Durante 15 meses, desde que o ABN Amro Real foi comprado pelo Santander, os banqueiros Roberto Setubal, presidente do Itaú, e Pedro Moreira Salles, presidente do Unibanco, encontraram-se dezenas de vezes para conversar sobre a fusão dos dois bancos, anunciada na segunda-feira passada. Surpreendentemente, a informação não vazou para o mercado. Nesta entrevista, realizada na sede do Unibanco, na zona sul de São Paulo, Setubal e Salles contam como “costuraram” em sigilo o maior negócio já feito no país. Em tom informal, pouco comum no ambiente austero do setor financeiro, eles falam também dos desafios que têm pela frente para tirar a fusão do papel e sobre seus planos para transformar o novo banco na primeira multinacional brasileira do setor financeiro.
Por Helio Gurovitz e José Fucs
ÉPOCA –Vocês podem contar, do jeito mais humano possível, o que foi para vocês, donos de dois grandes bancos brasileiros, que sempre competiram entre si, fazer essa negociação?
Pedro Moreira Salles – Na verdade, não foi bem uma negociação. Não era uma conversa de negócios. Foi mais uma discussão em torno de objetivos comuns. Era uma conversa de uma enorme intimidade: de vida, de cultura, de papéis, de visões de mundo, de família, de como a gente se enxerga à frente. Era disso que a gente falava. Só na semana passada, quando chegamos à conclusão de que já tínhamos discutido tudo o que tínhamos para discutir, a gente começou a se preocupar com o negócio propriamente dito. A parte que, em geral, é mais difícil foi feita em apenas quatro dias.
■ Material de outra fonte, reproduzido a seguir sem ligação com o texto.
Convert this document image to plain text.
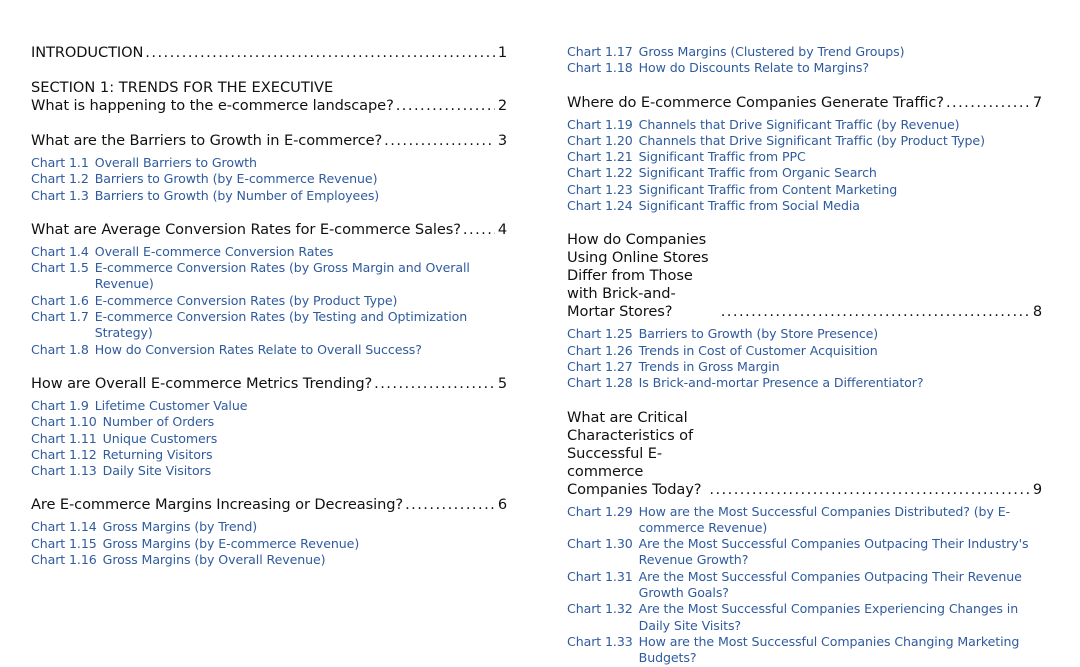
INTRODUCTION . . .	1
SECTION 1: TRENDS FOR THE EXECUTIVE
What is happening to the e-commerce landscape? . . .	2
What are the Barriers to Growth in E-commerce? . . .	3
Chart 1.1 Overall Barriers to Growth
Chart 1.2 Barriers to Growth (by E-commerce Revenue)
Chart 1.3 Barriers to Growth (by Number of Employees)
What are Average Conversion Rates for E-commerce Sales? . . .	4
Chart 1.4 Overall E-commerce Conversion Rates
Chart 1.5 E-commerce Conversion Rates (by Gross Margin and Overall Revenue)
Chart 1.6 E-commerce Conversion Rates (by Product Type)
Chart 1.7 E-commerce Conversion Rates (by Testing and Optimization Strategy)
Chart 1.8 How do Conversion Rates Relate to Overall Success?
How are Overall E-commerce Metrics Trending? . . .	5
Chart 1.9 Lifetime Customer Value
Chart 1.10 Number of Orders
Chart 1.11 Unique Customers
Chart 1.12 Returning Visitors
Chart 1.13 Daily Site Visitors
Are E-commerce Margins Increasing or Decreasing? . . .	6
Chart 1.14 Gross Margins (by Trend)
Chart 1.15 Gross Margins (by E-commerce Revenue)
Chart 1.16 Gross Margins (by Overall Revenue)
Chart 1.17 Gross Margins (Clustered by Trend Groups)
Chart 1.18 How do Discounts Relate to Margins?
Where do E-commerce Companies Generate Traffic? . . .	7
Chart 1.19 Channels that Drive Significant Traffic (by Revenue)
Chart 1.20 Channels that Drive Significant Traffic (by Product Type)
Chart 1.21 Significant Traffic from PPC
Chart 1.22 Significant Traffic from Organic Search
Chart 1.23 Significant Traffic from Content Marketing
Chart 1.24 Significant Traffic from Social Media
How do Companies Using Online Stores Differ from Those with Brick-and-Mortar Stores? . . .	8
Chart 1.25 Barriers to Growth (by Store Presence)
Chart 1.26 Trends in Cost of Customer Acquisition
Chart 1.27 Trends in Gross Margin
Chart 1.28 Is Brick-and-mortar Presence a Differentiator?
What are Critical Characteristics of Successful E-commerce Companies Today? . . .	9
Chart 1.29 How are the Most Successful Companies Distributed? (by E-commerce Revenue)
Chart 1.30 Are the Most Successful Companies Outpacing Their Industry's Revenue Growth?
Chart 1.31 Are the Most Successful Companies Outpacing Their Revenue Growth Goals?
Chart 1.32 Are the Most Successful Companies Experiencing Changes in Daily Site Visits?
Chart 1.33 How are the Most Successful Companies Changing Marketing Budgets?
Porque a gente já sabia tudo o que queria.
Roberto Setubal – Foi uma coisa que a gente foi construindo. A gente foi adquirindo confiança um no outro. Fomos nos conhecendo não como profissionais, mas como pessoas. Porque, quando você vai ser sócio, é como um casamento. Tem de conhecer a pessoa com quem vai lidar, dividir os sonhos, saber quais são as preocupações. Você não faz uma transação dessas se não há uma enorme confiança mútua. Isso exige reflexões profundas sobre o que a gente quer da vida. É um longo processo de amadurecimento.
ÉPOCA –Em que momento vocês olharam um para o outro, disseram: “Agora não temos mais nada para discutir” – e decidiram fechar o negócio?
Moreira Salles – Foi na terça-feira 28 de outubro. A gente estava junto quando percebeu que já tinha discutido todos os pontos necessários. Não é que tenha terminado. Mas a gente disse: “Olha, agora o que tem pela frente é contrato, é acertar como será essa relação de troca, porque tudo o que tem a ver com nossa visão de mundo, com o que a gente quer fazer, ficou maduro”. E, aí, se for para fazer, tem de ser rápido, por causa do sigilo.
ÉPOCA –Como vocês faziam quando havia algum impasse?
Moreira Salles – A gente adiava, conversava, voltava…
Setubal – Havia teses diferentes às vezes. A gente parava, pensava, ia amadurecendo as idéias, avançava, construindo tudo isso de que estamos falando. Sempre acreditei que, da forma como estávamos conduzindo a coisa, a gente chegaria em algum momento a um denominador comum. Poderia demorar um mês, seis meses, um ano ou 15 meses, como acabou acontecendo. Mas eu acreditava que o caminho era muito sólido.
ÉPOCA –Roberto… E seu pai (o empresário Olavo Setubal, que liderou a expansão do Itaú nos anos 60 e 70 e morreu em agosto)? Como ele viveu essa história toda?
Setubal – Meu pai sabia, incentivava, era um grande entusiasta do negócio. Quando eu falava com ele, comentava o tipo de empresa que queríamos fazer, como ela iria funcionar. Ele entendeu que era importante ceder a presidência do conselho a Pedro, para que a gente pudesse funcionar nos moldes em que estávamos imaginando. Foi um gesto que me deu muita segurança, depois que ele não estava mais aqui, de que essa era a transação que tinha de ser feita. Para mim, lembrar disso me deu uma energia adicional.
Moreira Salles – Tivemos uma primeira conversa (sobre fusão) em 1998, o Roberto e eu, também por causa do Real, quando o banco foi comprado pelo ABN Amro, que acabou não prosperando. Naquela época, meu pai (o embaixador Walther Moreira Salles, morto em 2001) ficou muito chateado comigo. Ele achou que a gente tinha de fazer o negócio, perguntava por que eu não tinha feito. Então, tenho certeza de que, se ele estivesse aqui agora, estaria muito feliz.